‘Ebola-like’ Marburg virus cases reported in Ghana, WHO declares outbreak in the country

Viruses like Ebola, Marburg virus, Ghana
Image Source: AP ‘Ebola-like’ Marburg virus cases reported in Ghana, WHO declares outbreak in the country

Highlight

  • The World Health Organization has declared the first outbreak of Ebola-like Marburg virus in Ghana.
  • Labs confirmed the infection in two cases announced earlier this month.
  • The first case was of a 26-year-old male, who checked into a hospital on 26 June and died on 27 June.

Marburg virus in Ghana: The World Health Organization has declared the first outbreak of Ebola-like Marburg virus disease in Ghana, following laboratory confirmation of infection in two cases announced earlier this month.

The disease, a highly contagious hemorrhagic fever in the same family as Ebola, is transmitted to people by fruit bats and through direct contact with bodily fluids of infected people and surfaces, the WHO said.

Preliminary analysis of samples from two patients from Ghana’s southern Ashanti region – both who died and were unrelated – turned out to be positive, but were sent to the Pasteur Institute in Dakar, Senegal for full confirmation. The United Nations health agency’s laboratory confirmed the results from the Noguchi Memorial Institute for Medical Research in Ghana, the WHO said in a statement on Sunday.

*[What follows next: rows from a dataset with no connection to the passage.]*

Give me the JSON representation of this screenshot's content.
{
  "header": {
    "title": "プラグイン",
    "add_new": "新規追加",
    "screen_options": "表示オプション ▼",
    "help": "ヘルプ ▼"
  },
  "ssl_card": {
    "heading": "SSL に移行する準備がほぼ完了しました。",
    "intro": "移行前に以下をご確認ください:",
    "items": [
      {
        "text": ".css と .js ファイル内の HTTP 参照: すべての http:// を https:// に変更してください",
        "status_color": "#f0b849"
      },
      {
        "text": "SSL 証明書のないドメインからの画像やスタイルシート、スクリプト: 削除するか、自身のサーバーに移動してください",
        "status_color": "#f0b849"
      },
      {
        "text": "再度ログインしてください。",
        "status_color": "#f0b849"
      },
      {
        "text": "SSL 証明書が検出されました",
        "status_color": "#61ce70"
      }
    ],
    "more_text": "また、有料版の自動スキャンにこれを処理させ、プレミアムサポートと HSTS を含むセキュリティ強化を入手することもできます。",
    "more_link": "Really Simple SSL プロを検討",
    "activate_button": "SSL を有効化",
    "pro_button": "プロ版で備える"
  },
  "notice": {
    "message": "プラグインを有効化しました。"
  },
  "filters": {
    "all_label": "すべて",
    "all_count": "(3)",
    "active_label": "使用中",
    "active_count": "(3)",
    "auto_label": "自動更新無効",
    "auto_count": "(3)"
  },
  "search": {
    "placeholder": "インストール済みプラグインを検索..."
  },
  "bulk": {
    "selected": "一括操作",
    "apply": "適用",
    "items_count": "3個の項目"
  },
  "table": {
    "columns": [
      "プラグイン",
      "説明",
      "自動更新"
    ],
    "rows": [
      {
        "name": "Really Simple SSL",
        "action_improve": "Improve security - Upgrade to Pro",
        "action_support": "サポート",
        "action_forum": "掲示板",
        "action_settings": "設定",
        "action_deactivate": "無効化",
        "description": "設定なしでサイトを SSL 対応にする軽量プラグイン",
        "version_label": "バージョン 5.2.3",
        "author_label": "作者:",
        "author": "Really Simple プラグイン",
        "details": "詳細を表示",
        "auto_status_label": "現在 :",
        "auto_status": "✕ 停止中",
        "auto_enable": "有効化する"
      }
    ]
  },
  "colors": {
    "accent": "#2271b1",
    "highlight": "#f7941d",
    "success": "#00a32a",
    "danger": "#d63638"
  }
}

The first case was of a 26-year-old male, who checked into a hospital on 26 June and died on 27 June.

The other was a 51-year-old male who had gone to the hospital on June 28 and died the same day, the WHO said, adding that both men sought treatment at the same hospital.

“Health officials have responded rapidly, have begun to prepare for a potential outbreak,” said WHO’s regional director for Africa, Dr.
Matshidiso Moeti.

“This is good because without immediate and decisive action, Marburg could easily get out of hand. WHO is supporting health officials and now that the outbreak has been declared, we are marshalling more resources to respond “

The WHO said more than 90 contacts, including health workers and community members, have been identified and are being monitored. Marburg is potentially very harmful and deadly: case fatalities ranged from 24 percent to 88 percent in previous outbreaks.

The outbreak is only the second time the disease has been detected in West Africa – after a single case was confirmed in Guinea in August, according to the WHO.
The outbreak in Guinea was declared five weeks later.

Previous Marburg outbreaks and individual cases have been reported in Angola, Congo, Kenya, South Africa and Uganda, the WHO said.